With Medicare Advantage plans, some Part B drugs have certain requirements or coverage limits, such as step therapy. Our Part B Step Therapy Program encourages you to try less costly, but just as effective, preferred alternative Part B drugs before the plan covers another drug prescribed by your doctor.
How Part B Step Therapy works
If your doctor prescribes a new drug for you that is listed in the Requested Product column of the table below to treat your medical condition, we may first require you to try one of the drugs included in the Preferred Alternative Agent(s) column. If the Preferred Alternative Agent does not work for you, then we will cover the Requested Product if it meets the medical necessity criteria outlined in our medical policy guidelines. For the purposes of this program, a “new” drug is one that you have not taken for at least 365 days prior to a particular prescription.
If you have questions, please talk to your doctor about this program. Your doctor can access our medical policy guidelines pertaining to a specific drug and then review those guidelines with you.

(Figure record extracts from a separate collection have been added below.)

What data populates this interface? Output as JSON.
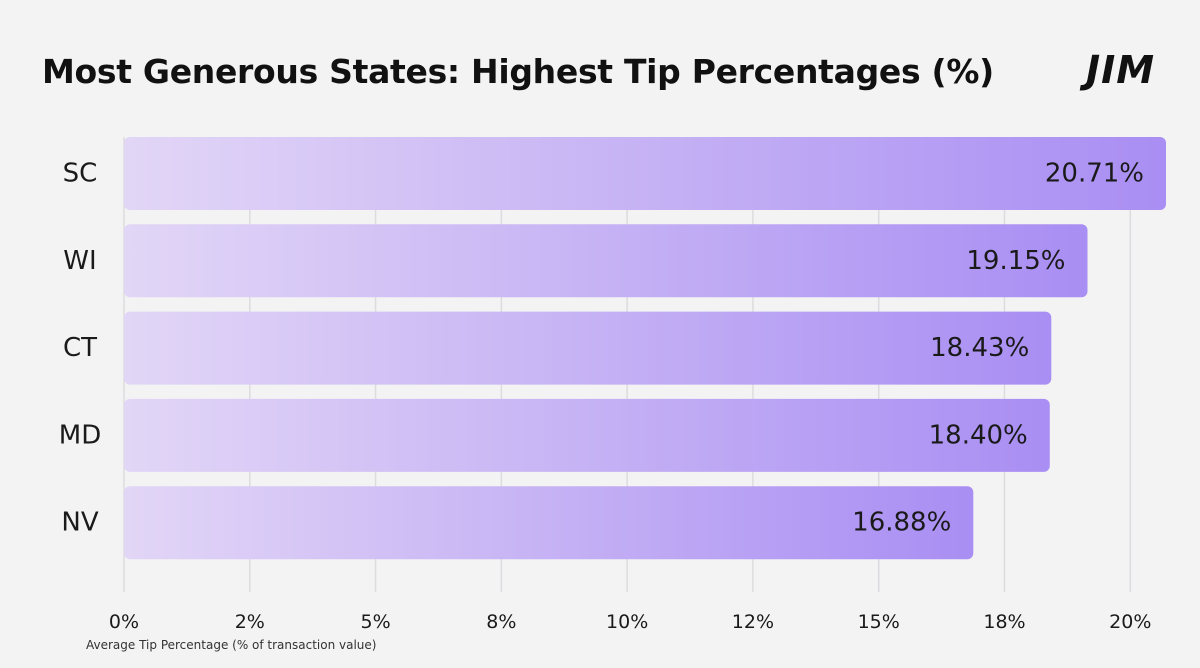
{
  "title": "Most Generous States: Highest Tip Percentages (%)",
  "brand": "JIM",
  "colors": {
    "background": "#f3f3f4",
    "bar_start": "#e2d6f6",
    "bar_end": "#a98ef3",
    "gridline": "#dcdcdf",
    "text": "#1a1a1a"
  },
  "chart_data": {
    "type": "bar",
    "orientation": "horizontal",
    "title": "Most Generous States: Highest Tip Percentages (%)",
    "categories": [
      "SC",
      "WI",
      "CT",
      "MD",
      "NV"
    ],
    "values": [
      20.71,
      19.15,
      18.43,
      18.4,
      16.88
    ],
    "value_labels": [
      "20.71%",
      "19.15%",
      "18.43%",
      "18.40%",
      "16.88%"
    ],
    "xlabel": "Average Tip Percentage (% of transaction value)",
    "ylabel": "",
    "xlim": [
      0,
      20.71
    ],
    "x_ticks": [
      0,
      2.5,
      5,
      7.5,
      10,
      12.5,
      15,
      17.5,
      20
    ],
    "x_tick_labels": [
      "0%",
      "2%",
      "5%",
      "8%",
      "10%",
      "12%",
      "15%",
      "18%",
      "20%"
    ],
    "grid": "vertical",
    "legend": "none"
  }
}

|Requested Product||Preferred Alternative Agent(s)||Included in the program beginning|
|Abraxane®||Paclitaxel (off-label uses only)||January 1, 2021|
|Aloxi||Zofran, Kytril||January 1, 2021|
|Asceniv™||Bivigam®, Carimune® NF, Flebogamma®, Flebogamma® DIF, Gammagard Liquid®, Gammaked™, Gammaplex®, Gamunex®-C, Octagam®, Panzyga®, Privigen®||January 1, 2022|
|Avastin®||Mvasi™, Zirabev®||January 1, 2021|
|Elelyso||Cerezyme, Cerdelga||January 1, 2021|
|Epogen/Procrit||Biosimilar epoetin alfa (Retacrit)||January 1, 2021|
|Fusilev®, Khapzory™||leucovorin||January 1, 2021|
|Herceptin®||Kanjinti™, Trazimera™||January 1, 2021|
|Herzuma®||Kanjinti™, Trazimera™||January 1, 2021|
|Infugem™||gemcitabine||January 1, 2021|
|Lemtrada||Avonex, Rebif, Betaseron, Extavia, Tysabri, Copaxone, Tysabri, Ocrevus, Tecfidera, Gilenya, Aubagio||January 1, 2021|
|Marqibo®||vincristine sulfate||October 15, 2021|
|Neupogen||Granix, Zarxio||January 1, 2021|
|Nivestym®||Granix, Zarxio||January 1, 2021|
|Nyvepria||Neulasta®, Fulphila®, Udencya®||January 1, 2021|
|Ogivri®||Kanjinti™, Trazimera™||April 29, 2022|
|Ontruzant®||Kanjinti™, Trazimera™||January 1, 2021|
|Prolia||Reclast||January 1, 2021|
|Releuko||Granix, Zarxio||May 13, 2022|
|Riabni®||Truxima®, Ruxience®||April 9, 2021|
|Rituxan®||Truxima®, Ruxience®||January 1, 2021|
|Soliris®||Ultomiris®||January 1, 2021|
||January 1, 2021|
|Treanda®||Bendeka®, Belrapzo™||January 1, 2021|
||January 1, 2021|
|Vpriv||Cerezyme, Cerdelga||January 1, 2021|
|Xgeva||Zometa||January 1, 2021|
|Ziextenzo®||Neulasta®, Fulphila®, Udencya®||January 1, 2021|
Step Therapy Program Exceptions
When the Requested Products in the table below are prescribed to treat certain specific conditions, we will not require you to first try a Preferred Alternative Agent as part of this program.
|Requested Product||A Preferred Alternative Agent will NOT be required when:|
|Aloxi||Aloxi is prescribed in combination with highly emetogenic (nausea-causing) chemotherapy agents|
|Avastin||Avastin is prescribed to treat certain ophthalmic conditions|
|Rituxan||Rituxan is prescribed to treat certain autoimmune diseases|
|Soliris||Soliris is prescribed to treat certain disorders of the brain and spinal cord|
Your doctor may access our medical policy guidelines pertaining to the drugs listed here and review those guidelines with you.